Marina saw the request as an opportunity. “Every day, I’d copy and paste a horoscope, and then I’d do a fact of the day under them, and the facts were just me hyping myself up, explaining how good of a girlfriend I would be,” she says.”One of them was, ‘Did you know Marina was voted most likely to date a navy medic in high school?’ Dumb stuff like that.” Once a friend walked in while Bonnie was laughing hysterically reading her email, and when asked to explain, the friend requested a horoscope, too. Soon, Marina was delivering horoscopes to 10 people each day, and kept it up for 100 days. It brightened Bonnie’s long, lonely days, she says, and helped Marina’s cause with Bonnie’s work friends: “They were all saying, ‘Oh my god, you have to date her. She’s so funny!’”
Bonnie returned in October 2020, and despite their constant contact, she again insisted on taking it slow: Pandemic restrictions were loosening and she wanted them to both have time to adjust. “It was tough because every single cell in my being was telling me that we’re going to be together and get married and have this beautiful life,” Marina says. And again, Bonnie was the one to break, saying “I love you” within 48 hours of getting back. She credits her mother for giving her the push. “‘What is wrong with you? She sounds perfect for you! Just give it a go,’” Bonnie remembers her mother saying.

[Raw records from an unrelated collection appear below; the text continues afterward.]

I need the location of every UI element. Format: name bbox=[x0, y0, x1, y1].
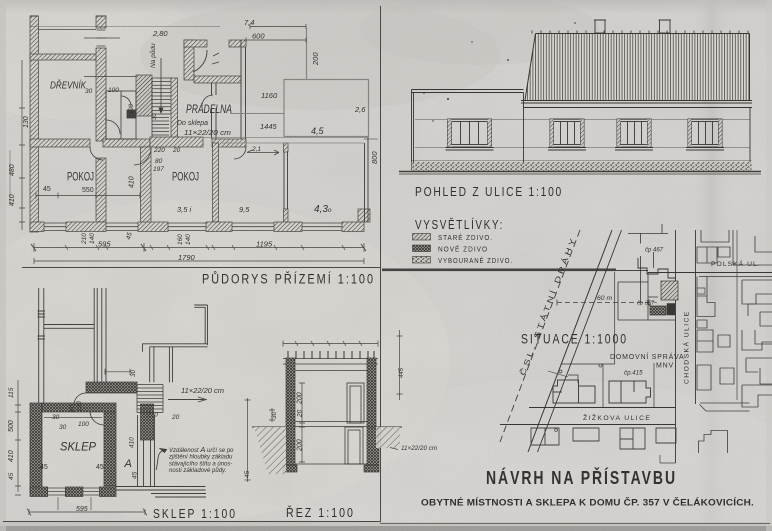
svg-text:1445: 1445 bbox=[260, 122, 278, 131]
svg-text:čp 467: čp 467 bbox=[645, 248, 664, 254]
svg-text:Do sklepa: Do sklepa bbox=[177, 118, 208, 127]
svg-text:210: 210 bbox=[81, 233, 88, 245]
svg-text:9,5: 9,5 bbox=[239, 205, 250, 214]
svg-text:410: 410 bbox=[8, 450, 15, 462]
svg-text:NOVÉ ZDIVO: NOVÉ ZDIVO bbox=[438, 245, 488, 254]
svg-text:200: 200 bbox=[311, 52, 320, 66]
svg-text:190: 190 bbox=[129, 103, 135, 114]
svg-text:VYBOURANÉ ZDIVO.: VYBOURANÉ ZDIVO. bbox=[438, 256, 513, 265]
svg-text:45: 45 bbox=[96, 464, 104, 471]
svg-text:595: 595 bbox=[98, 240, 111, 249]
svg-text:197: 197 bbox=[153, 166, 164, 173]
svg-text:20: 20 bbox=[297, 409, 304, 418]
svg-text:1160: 1160 bbox=[261, 91, 278, 100]
svg-text:600: 600 bbox=[252, 32, 265, 41]
svg-text:4,5: 4,5 bbox=[311, 126, 325, 136]
svg-text:Na půdu: Na půdu bbox=[149, 43, 157, 68]
svg-text:160: 160 bbox=[177, 234, 184, 245]
svg-text:410: 410 bbox=[129, 176, 136, 188]
svg-text:ŘEZ 1:100: ŘEZ 1:100 bbox=[286, 505, 355, 520]
svg-text:410: 410 bbox=[9, 194, 16, 206]
svg-text:20: 20 bbox=[172, 147, 181, 154]
svg-text:A: A bbox=[124, 458, 132, 470]
svg-text:2,80: 2,80 bbox=[152, 29, 168, 38]
svg-text:45: 45 bbox=[132, 471, 139, 479]
svg-text:140: 140 bbox=[89, 233, 96, 244]
svg-text:200: 200 bbox=[297, 439, 304, 452]
svg-text:445: 445 bbox=[399, 367, 405, 378]
svg-text:11×22/20 cm: 11×22/20 cm bbox=[401, 445, 437, 452]
svg-text:30: 30 bbox=[130, 369, 137, 377]
svg-text:45: 45 bbox=[8, 472, 15, 480]
svg-text:1195: 1195 bbox=[256, 240, 273, 249]
svg-text:7,4: 7,4 bbox=[244, 18, 254, 27]
svg-text:220: 220 bbox=[153, 147, 165, 154]
svg-text:CHODSKÁ ULICE: CHODSKÁ ULICE bbox=[682, 310, 691, 384]
svg-text:SITUACE 1:1000: SITUACE 1:1000 bbox=[521, 332, 628, 347]
svg-text:SKLEP: SKLEP bbox=[60, 440, 96, 454]
svg-text:POKOJ: POKOJ bbox=[172, 172, 199, 184]
svg-text:80: 80 bbox=[69, 404, 76, 412]
svg-text:POLSKÁ UL.: POLSKÁ UL. bbox=[711, 259, 761, 268]
svg-text:3,5 i: 3,5 i bbox=[177, 205, 192, 214]
svg-text:nosti základové půdy.: nosti základové půdy. bbox=[169, 467, 226, 474]
svg-text:2,6: 2,6 bbox=[354, 105, 366, 114]
svg-text:čp.415: čp.415 bbox=[624, 370, 643, 377]
svg-text:80: 80 bbox=[155, 158, 163, 165]
svg-text:30: 30 bbox=[152, 113, 158, 120]
svg-text:20: 20 bbox=[171, 414, 180, 421]
svg-text:DŘEVNÍK: DŘEVNÍK bbox=[50, 79, 87, 92]
svg-text:595: 595 bbox=[76, 506, 88, 513]
svg-text:stávajícího štítu a únos-: stávajícího štítu a únos- bbox=[169, 461, 232, 467]
svg-text:480: 480 bbox=[9, 164, 16, 176]
svg-text:2,1: 2,1 bbox=[251, 146, 261, 153]
svg-text:410: 410 bbox=[129, 437, 136, 448]
svg-text:30: 30 bbox=[59, 424, 67, 431]
svg-text:11×22/20 cm: 11×22/20 cm bbox=[181, 386, 224, 395]
svg-text:DOMOVNÍ SPRÁVA: DOMOVNÍ SPRÁVA bbox=[610, 352, 684, 361]
svg-text:1790: 1790 bbox=[178, 253, 196, 262]
svg-text:30: 30 bbox=[52, 414, 60, 421]
svg-text:POKOJ: POKOJ bbox=[67, 172, 94, 184]
svg-text:45: 45 bbox=[43, 186, 51, 193]
svg-text:200: 200 bbox=[297, 392, 304, 405]
svg-text:30: 30 bbox=[85, 88, 93, 95]
svg-text:OBYTNÉ MÍSTNOSTI A SKLEPA K DO: OBYTNÉ MÍSTNOSTI A SKLEPA K DOMU ČP. 357… bbox=[421, 497, 754, 508]
svg-text:100: 100 bbox=[108, 87, 119, 94]
svg-text:100: 100 bbox=[78, 421, 89, 428]
svg-text:zjištění hloubky základu: zjištění hloubky základu bbox=[168, 455, 233, 461]
svg-text:500: 500 bbox=[8, 420, 15, 432]
svg-text:130: 130 bbox=[23, 116, 30, 128]
svg-text:140: 140 bbox=[185, 234, 192, 245]
svg-text:SKLEP 1:100: SKLEP 1:100 bbox=[153, 506, 237, 521]
svg-text:MNV: MNV bbox=[656, 363, 674, 370]
svg-text:190: 190 bbox=[76, 401, 83, 412]
svg-text:220: 220 bbox=[146, 412, 158, 419]
svg-text:11×22/20 cm: 11×22/20 cm bbox=[184, 128, 231, 137]
svg-text:45: 45 bbox=[40, 464, 48, 471]
svg-text:STARÉ ZDIVO.: STARÉ ZDIVO. bbox=[438, 233, 493, 242]
svg-text:VYSVĚTLÍVKY:: VYSVĚTLÍVKY: bbox=[415, 217, 504, 232]
svg-text:550: 550 bbox=[82, 187, 94, 194]
svg-text:NÁVRH NA PŘÍSTAVBU: NÁVRH NA PŘÍSTAVBU bbox=[486, 467, 677, 488]
svg-text:POHLED Z ULICE 1:100: POHLED Z ULICE 1:100 bbox=[415, 184, 563, 199]
svg-text:PŮDORYS PŘÍZEMÍ 1:100: PŮDORYS PŘÍZEMÍ 1:100 bbox=[202, 272, 375, 287]
svg-text:800: 800 bbox=[370, 151, 379, 164]
svg-text:115: 115 bbox=[8, 387, 15, 398]
svg-text:ŽIŽKOVA ULICE: ŽIŽKOVA ULICE bbox=[583, 413, 651, 422]
svg-text:PRÁDELNA: PRÁDELNA bbox=[186, 103, 232, 116]
svg-text:45: 45 bbox=[244, 470, 251, 478]
svg-text:60 m: 60 m bbox=[597, 295, 612, 302]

By December 2020, they were officially girlfriends, and they moved in together shortly after. In spring 2021, they started looking at engagement rings and got a puppy, a French bulldog named Moo. As per their pattern, the couple decided to wait a bit before formally getting engaged—yet started touring wedding venues and booking vendors anyways. When Marina proposed at a picnic she’d set up near a lake in January 2022, Bonnie, for once, didn’t hesitate. “Throughout the proposal I was saying yes. I said yes before she’d even asked. We were laughing, yes! Yes!” Bonnie says.
They’ve slotted their intimate wedding for spring 2023, three years to the day after they matched on Bumble. The ceremony will be held at a hotel right next to the naval base where they said goodbye, with a reception at a ramen restaurant nearby. Marina’s vision for their beautiful life is right on track, finally becoming real.